We’ve now encoded our message in Sparkplug B specification format.
Step 6: Publishing Sparkplug B messages to HiveMQ Cloud MQTT Broker
Follow the below steps:
- Drag the MQTT transmission node onto the canvas and double click on the MQTT transmission node to see if you have configured the HiveMQ Cloud.
- Under the Connection tab as shown in the diagram below, add your HiveMQ Cloud broker URL address or hostname that you copied from the portal. Note that you must set the port 8883, select TLS and assign the device with MQTT Client ID.
- Add the access credentials created on my HiveMQ cloud portal.
- Under Topic of mqtt out node, add the Sparkplug B topic namespace as shown in the image below. Here mygreenhouse is the Group ID, DDATA is the message type, and MyRaspberryPi is the Edge Node ID.
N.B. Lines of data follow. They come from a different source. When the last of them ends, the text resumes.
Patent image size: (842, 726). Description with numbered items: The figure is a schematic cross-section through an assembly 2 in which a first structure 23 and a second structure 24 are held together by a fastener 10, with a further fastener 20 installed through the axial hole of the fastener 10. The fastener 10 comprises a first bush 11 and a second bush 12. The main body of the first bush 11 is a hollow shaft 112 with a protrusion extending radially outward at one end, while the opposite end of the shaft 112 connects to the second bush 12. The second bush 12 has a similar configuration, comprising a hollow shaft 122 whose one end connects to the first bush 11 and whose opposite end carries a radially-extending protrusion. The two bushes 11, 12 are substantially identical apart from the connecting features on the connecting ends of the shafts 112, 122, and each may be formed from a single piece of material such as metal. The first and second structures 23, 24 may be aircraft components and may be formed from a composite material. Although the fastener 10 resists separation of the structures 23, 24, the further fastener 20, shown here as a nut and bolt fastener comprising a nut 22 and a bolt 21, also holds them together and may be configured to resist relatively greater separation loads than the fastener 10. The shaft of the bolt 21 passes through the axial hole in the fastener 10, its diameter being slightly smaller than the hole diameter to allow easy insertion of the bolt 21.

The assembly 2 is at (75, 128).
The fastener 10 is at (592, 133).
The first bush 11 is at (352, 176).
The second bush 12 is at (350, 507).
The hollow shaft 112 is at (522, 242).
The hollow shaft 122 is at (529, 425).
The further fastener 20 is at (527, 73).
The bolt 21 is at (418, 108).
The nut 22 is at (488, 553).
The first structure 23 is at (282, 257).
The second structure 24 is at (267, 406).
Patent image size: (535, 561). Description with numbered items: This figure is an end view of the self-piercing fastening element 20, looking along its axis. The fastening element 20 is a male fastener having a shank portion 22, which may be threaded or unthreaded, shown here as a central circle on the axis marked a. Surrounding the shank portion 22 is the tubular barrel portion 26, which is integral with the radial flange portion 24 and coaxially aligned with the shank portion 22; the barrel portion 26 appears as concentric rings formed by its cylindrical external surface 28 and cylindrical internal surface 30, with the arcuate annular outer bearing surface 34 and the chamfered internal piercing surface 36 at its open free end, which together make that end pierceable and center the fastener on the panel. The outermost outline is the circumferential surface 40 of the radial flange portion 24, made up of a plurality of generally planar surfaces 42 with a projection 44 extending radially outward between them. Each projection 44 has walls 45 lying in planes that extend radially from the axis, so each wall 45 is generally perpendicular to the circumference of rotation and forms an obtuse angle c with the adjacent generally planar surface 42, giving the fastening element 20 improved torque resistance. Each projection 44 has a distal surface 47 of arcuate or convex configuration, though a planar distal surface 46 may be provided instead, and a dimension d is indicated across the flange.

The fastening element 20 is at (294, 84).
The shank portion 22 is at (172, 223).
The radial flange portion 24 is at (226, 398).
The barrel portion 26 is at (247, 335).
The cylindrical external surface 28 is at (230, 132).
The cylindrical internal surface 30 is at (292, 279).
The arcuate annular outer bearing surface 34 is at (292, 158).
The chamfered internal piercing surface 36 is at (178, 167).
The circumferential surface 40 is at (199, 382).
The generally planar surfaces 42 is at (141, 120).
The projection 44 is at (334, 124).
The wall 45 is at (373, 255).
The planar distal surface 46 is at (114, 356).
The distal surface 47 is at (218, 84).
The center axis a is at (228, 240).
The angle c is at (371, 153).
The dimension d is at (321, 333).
- Connect all the functional blocks in the Node-Red canvas to start transmitting temperature and humidity values as Sparkplug B payloads.
- To set up the Node-Red flow for reading the proximity sensor data and publishing it to the same HiveMQ Cloud MQTT broker, you can copy and paste the humidity and temperature flow here.
- Use the Raspberry Pi specific nodes to read the GPIO pin where the proximity sensor signal is connected.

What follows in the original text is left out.